On Tuesday, April 4, the Syrian government of Bashar al-Assad carried out a chemical attack that killed 80 people in the Idlib Province of Syria. After about 72 hours of deliberation and examination of options moving forward, President Donald Trump ordered a strike on the Assad regime’s Al Shayrat airfield, the site of the warplanes that carried out the chemical attack two days earlier. Around 7:40 p.m. on Thursday, Navy destroyers launched 60 Tomahawk missiles into Syria, 59 of which reached their targets, according to United States military officials. The missiles, targeted at Syrian aircraft, aircraft shelters, radars, air defense systems, ammunition bunkers and fuel storage sites, killed six soldiers and nine civilians, according to news outlets and Syrian Officials.
Trump received overwhelming international praise from his friends in Britain, Germany, France, Israel, Saudi Arabia and other nations. He also managed to get the two sides of Capitol Hill to agree (for the most part) for a few hours and stand behind his strike, although some critics rebuked his actions as illegal, saying he should have run his plan through congress before making any moves. I’m sure you remember someone who did exactly that in 2013 when Assad carried out a chemical attack that killed and injured far more people than did the attack on Tuesday. Former President Barack Obama, in what is now widely considered one of his weakest moments throughout mainstream politics, was presented with an option to attack and destroy a large portion of Syria’s air force following the attack in 2013. He had, after all, drawn a red line right in front of chemical weapons, telling Assad that if he crossed that line, the United States would resort to force. After the British Parliament and the U.S. Congress both voted the plan of action down, Obama decided not to attack without the assurance of international support. He instead opted to strike a deal with Russia stipulating that Assad eliminate his stockpile of chemical weapons.

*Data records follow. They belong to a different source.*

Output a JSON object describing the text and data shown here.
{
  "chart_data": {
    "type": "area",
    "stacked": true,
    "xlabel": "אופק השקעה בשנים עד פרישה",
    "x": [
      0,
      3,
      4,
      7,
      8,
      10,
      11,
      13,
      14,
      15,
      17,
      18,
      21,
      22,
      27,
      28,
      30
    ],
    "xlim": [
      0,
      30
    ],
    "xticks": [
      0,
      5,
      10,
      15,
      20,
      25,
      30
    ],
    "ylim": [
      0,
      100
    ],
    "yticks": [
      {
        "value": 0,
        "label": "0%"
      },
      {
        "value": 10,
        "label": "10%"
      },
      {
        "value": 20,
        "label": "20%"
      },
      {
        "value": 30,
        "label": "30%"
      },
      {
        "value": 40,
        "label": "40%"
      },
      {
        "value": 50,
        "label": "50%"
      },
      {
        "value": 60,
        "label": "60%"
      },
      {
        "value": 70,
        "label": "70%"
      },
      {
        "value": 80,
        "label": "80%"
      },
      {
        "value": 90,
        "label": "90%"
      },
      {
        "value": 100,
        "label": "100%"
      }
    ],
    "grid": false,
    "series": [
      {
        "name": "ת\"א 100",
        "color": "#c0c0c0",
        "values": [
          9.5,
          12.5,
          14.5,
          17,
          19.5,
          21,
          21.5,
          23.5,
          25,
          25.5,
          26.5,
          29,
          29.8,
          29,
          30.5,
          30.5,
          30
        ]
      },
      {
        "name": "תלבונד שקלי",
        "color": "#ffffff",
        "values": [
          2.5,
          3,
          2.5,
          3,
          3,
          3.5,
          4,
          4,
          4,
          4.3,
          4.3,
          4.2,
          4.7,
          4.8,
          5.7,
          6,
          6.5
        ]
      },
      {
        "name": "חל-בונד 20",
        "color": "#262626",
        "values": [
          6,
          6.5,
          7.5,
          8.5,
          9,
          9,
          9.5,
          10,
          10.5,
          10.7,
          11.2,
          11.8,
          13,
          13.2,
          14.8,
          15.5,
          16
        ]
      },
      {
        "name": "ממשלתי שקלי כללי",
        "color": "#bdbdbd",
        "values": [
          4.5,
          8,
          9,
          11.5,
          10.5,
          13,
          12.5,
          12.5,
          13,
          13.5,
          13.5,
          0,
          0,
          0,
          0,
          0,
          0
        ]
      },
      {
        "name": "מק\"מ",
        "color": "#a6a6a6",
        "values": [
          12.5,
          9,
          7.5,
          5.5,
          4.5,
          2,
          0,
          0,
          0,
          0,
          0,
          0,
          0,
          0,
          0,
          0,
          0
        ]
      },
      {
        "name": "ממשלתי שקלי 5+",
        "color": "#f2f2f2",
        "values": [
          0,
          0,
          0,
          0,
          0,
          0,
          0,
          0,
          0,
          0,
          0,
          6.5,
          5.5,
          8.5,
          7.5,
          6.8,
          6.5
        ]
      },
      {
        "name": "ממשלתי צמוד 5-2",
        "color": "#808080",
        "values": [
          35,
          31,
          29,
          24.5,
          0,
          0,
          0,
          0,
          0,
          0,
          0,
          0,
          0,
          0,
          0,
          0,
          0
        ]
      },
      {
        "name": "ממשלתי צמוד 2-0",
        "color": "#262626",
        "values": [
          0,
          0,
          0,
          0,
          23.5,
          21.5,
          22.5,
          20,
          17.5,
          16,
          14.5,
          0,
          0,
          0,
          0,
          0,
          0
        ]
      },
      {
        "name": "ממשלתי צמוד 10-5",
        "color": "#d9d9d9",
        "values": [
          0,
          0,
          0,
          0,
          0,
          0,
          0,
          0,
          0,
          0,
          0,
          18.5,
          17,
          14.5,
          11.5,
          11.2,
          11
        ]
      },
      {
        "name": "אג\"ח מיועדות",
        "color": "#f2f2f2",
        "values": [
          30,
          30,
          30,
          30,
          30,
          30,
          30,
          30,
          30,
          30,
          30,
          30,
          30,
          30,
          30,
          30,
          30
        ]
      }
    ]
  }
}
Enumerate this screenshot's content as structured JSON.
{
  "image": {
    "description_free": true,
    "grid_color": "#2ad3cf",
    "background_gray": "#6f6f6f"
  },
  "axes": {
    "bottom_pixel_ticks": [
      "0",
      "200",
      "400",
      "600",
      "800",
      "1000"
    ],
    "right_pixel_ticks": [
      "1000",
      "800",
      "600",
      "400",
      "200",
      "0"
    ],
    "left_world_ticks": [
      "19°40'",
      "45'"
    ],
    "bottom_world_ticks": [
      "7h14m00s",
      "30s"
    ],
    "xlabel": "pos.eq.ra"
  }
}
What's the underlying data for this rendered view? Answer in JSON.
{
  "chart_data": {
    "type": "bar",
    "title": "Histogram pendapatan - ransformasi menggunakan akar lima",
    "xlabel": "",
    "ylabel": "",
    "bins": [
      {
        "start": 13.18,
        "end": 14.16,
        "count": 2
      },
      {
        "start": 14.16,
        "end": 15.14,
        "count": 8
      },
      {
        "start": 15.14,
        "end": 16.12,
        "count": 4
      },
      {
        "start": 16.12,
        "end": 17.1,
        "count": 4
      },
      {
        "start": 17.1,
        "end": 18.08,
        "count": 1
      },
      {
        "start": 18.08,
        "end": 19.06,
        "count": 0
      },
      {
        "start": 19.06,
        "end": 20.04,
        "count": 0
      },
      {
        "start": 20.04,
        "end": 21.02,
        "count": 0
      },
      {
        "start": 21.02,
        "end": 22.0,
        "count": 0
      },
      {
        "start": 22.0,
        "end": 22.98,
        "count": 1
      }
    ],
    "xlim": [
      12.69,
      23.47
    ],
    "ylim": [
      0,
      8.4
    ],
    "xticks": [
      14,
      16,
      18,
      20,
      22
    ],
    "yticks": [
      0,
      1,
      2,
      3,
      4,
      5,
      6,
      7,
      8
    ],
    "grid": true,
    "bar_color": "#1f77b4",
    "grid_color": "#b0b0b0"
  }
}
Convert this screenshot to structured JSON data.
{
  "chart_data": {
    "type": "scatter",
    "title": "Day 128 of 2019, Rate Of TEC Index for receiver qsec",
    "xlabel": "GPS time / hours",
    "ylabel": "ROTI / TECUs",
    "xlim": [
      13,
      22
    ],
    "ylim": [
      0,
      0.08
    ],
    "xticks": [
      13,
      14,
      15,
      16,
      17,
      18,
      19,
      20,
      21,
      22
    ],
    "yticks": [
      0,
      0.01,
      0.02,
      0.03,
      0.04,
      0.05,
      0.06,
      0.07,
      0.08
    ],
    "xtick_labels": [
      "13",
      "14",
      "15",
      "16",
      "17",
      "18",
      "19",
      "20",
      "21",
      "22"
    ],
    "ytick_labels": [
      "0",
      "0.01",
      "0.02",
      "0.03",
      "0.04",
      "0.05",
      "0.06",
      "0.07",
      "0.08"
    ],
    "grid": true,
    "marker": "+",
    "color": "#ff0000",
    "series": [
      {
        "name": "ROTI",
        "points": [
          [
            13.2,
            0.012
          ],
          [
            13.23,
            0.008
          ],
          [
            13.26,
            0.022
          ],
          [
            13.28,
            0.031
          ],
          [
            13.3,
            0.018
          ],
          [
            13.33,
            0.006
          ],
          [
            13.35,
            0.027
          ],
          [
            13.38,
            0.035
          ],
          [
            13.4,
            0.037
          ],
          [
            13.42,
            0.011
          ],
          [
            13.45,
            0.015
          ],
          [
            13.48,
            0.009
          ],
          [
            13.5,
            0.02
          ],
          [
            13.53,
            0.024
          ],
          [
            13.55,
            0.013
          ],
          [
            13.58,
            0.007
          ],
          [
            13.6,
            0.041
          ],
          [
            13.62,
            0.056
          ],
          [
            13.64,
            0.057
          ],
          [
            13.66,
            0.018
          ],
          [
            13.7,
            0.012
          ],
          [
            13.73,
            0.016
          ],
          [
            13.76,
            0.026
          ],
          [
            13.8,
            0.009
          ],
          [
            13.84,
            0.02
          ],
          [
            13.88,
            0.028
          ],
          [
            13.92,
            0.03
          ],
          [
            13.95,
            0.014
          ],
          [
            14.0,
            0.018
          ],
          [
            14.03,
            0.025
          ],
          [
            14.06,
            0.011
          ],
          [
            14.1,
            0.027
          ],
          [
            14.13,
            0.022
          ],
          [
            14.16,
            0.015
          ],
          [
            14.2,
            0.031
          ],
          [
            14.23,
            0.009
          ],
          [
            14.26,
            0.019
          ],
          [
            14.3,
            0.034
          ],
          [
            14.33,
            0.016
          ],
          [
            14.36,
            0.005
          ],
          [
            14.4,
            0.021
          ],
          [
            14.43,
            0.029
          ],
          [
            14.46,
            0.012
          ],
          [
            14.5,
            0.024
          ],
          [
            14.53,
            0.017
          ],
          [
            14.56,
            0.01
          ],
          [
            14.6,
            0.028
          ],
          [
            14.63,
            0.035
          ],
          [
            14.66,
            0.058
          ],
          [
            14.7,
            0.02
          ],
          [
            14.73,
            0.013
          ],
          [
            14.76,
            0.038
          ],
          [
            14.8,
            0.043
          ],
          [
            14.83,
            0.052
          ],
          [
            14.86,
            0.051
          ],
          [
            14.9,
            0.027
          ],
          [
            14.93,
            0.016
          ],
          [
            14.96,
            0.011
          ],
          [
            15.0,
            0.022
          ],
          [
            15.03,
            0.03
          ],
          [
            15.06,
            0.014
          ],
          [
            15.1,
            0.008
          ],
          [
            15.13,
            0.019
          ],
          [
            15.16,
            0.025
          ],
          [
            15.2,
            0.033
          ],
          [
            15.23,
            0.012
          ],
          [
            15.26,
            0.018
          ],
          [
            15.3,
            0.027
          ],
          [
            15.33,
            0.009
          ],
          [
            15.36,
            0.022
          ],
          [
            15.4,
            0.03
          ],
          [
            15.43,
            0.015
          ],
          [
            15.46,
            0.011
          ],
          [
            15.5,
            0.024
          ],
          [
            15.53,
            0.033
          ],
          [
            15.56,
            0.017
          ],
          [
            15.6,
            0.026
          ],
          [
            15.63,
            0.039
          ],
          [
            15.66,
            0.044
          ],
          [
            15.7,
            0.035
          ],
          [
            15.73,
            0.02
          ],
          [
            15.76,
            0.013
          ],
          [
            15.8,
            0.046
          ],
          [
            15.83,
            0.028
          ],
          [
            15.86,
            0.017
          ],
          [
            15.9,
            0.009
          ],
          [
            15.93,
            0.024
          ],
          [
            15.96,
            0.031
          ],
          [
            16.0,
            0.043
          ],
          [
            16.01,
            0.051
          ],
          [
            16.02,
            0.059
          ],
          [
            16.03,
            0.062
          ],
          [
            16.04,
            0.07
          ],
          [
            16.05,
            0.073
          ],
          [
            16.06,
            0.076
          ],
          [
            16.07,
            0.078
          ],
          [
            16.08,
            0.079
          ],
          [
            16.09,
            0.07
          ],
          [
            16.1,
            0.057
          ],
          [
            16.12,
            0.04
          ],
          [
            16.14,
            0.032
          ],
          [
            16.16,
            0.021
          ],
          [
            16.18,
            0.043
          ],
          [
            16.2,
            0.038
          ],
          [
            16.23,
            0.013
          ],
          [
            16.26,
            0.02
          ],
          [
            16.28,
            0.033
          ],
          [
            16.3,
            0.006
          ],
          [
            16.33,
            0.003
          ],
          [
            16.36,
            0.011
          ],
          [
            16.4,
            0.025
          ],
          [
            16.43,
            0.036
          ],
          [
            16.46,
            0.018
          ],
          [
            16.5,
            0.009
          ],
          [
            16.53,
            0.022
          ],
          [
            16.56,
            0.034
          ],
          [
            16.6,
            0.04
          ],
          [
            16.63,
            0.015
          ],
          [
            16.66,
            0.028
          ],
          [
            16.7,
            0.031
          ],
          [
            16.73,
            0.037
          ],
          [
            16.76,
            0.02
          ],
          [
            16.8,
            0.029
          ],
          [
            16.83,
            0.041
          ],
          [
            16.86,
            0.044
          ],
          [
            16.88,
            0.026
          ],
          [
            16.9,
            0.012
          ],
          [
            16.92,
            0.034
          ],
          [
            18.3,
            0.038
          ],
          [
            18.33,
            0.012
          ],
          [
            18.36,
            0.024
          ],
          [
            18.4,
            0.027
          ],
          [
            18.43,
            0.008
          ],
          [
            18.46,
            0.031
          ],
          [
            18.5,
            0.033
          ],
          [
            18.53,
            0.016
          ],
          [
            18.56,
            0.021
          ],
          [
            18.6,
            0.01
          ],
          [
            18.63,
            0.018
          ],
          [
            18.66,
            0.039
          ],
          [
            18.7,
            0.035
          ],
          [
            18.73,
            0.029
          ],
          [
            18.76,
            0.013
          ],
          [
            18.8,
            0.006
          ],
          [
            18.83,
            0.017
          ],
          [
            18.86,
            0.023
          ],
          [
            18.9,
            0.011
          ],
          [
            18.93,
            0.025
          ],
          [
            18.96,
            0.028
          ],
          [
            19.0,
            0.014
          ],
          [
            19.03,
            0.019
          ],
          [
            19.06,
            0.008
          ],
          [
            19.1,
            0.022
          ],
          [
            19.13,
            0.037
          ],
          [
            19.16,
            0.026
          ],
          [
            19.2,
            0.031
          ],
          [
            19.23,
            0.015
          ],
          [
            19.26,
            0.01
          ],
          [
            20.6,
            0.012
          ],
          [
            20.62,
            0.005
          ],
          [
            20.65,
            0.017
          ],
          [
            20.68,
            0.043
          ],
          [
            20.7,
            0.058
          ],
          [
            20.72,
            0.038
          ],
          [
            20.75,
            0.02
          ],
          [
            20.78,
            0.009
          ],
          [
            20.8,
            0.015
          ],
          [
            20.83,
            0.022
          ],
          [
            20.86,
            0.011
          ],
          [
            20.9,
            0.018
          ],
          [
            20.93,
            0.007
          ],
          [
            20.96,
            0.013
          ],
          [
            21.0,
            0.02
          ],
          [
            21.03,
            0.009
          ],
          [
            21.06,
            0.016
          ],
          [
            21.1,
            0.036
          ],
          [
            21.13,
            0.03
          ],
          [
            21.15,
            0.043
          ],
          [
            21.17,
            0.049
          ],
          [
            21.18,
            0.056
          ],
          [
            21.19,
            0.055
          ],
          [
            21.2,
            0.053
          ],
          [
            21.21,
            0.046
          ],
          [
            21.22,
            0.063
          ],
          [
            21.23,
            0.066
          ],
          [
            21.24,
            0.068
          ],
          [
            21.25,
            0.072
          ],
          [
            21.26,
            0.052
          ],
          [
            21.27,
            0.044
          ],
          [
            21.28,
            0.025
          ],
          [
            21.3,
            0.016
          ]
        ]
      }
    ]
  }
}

Trump, who urged Obama (via Twitter of course) not to retaliate against Syria in 2013, was presented with similar circumstances following the attack this week. Apparently swayed by pictures of the attacks and the civilians affected, Trump went ahead without the express approval of Congress or the international community. He enforced the red line that Obama drew during his tenure, while also stating, in his elusive signature style, that Syria had crossed not only that line but “many, many lines.” Some have said that the attacks and Trump’s actions put Putin in a tough spot, a spot in which he must decide whether or not to condemn his ally’s egregious actions. But Vladimir Putin seems pretty comfortable to me. The Kremlin has denied any Russian involvement in the chemical attacks and has even denied that chemical weapons were involved in the attacks at all, instead holding that the attack was “a conventional strike that hit a chemical weapons warehouse controlled by insurgents,” as was recorded in an article in the New York Times written by Peter Baker, Neil MacFarquhar and Michael R. Gordon.
In Fred Kaplan’s article published Thursday on The Slate, he contends that Trump, not Putin, is the one who is now in a tough spot. If Putin steps up Russia’s military presence in Syria, and if there are more chemical attacks, Trump must now make another important decision: does he surrender the red line and allow it to be crossed, or does he enter a civil war and jump headlong into a spiraling collision course with Russia?
Kaplan’s claim, however is not the one I want to make here. The idea I want to leave you with is that this attack should not only make Trump feel like he is in a tough position, but it should make you, me and every American and global citizen uncomfortable as well. Here is why.
The latest chemical attack and Trump’s subsequent response should make us question our own personal ethics as well as the ethics of our nation. As has been stated by Sean Spicer and echoed by international leaders in the wake of this week’s events, the actions taken by Trump were “decisive, justified, and proportional.” That word “proportional” stuck out to me and set off a few alarms in my head. Firstly, if we simply respond proportionally each time there is a human rights violation carried out by a nation (not one of our allies of course) that is egregious enough to warrant a response, are we truly acting in an ethically sound manner, or are we simply perpetuating a global war machine in which an unending series of “proportional” responses would almost certainly lead to a world entirely ravaged by conflict.
Second, if we are to draw a red line or “many, many lines” in the sand to detail exactly what a nation can and cannot do, then we must define those lines. Do we decide to allow violations of human rights up to a certain point? Do we only draw red lines when a nation is not a direct ally of ours?
If we are to draw red lines, then we need to ensure that they are not simply in place to make us feel as though we are on the side of justice, as though we are ethically sound even while we fall deeper and deeper into the pile of quicksand that is modern perpetual warfare. We have killed thousands and thousands of citizens throughout the Middle East and if each side of every conflict in the Middle East continues to act “proportionally” in response to the other, the fighting will never end.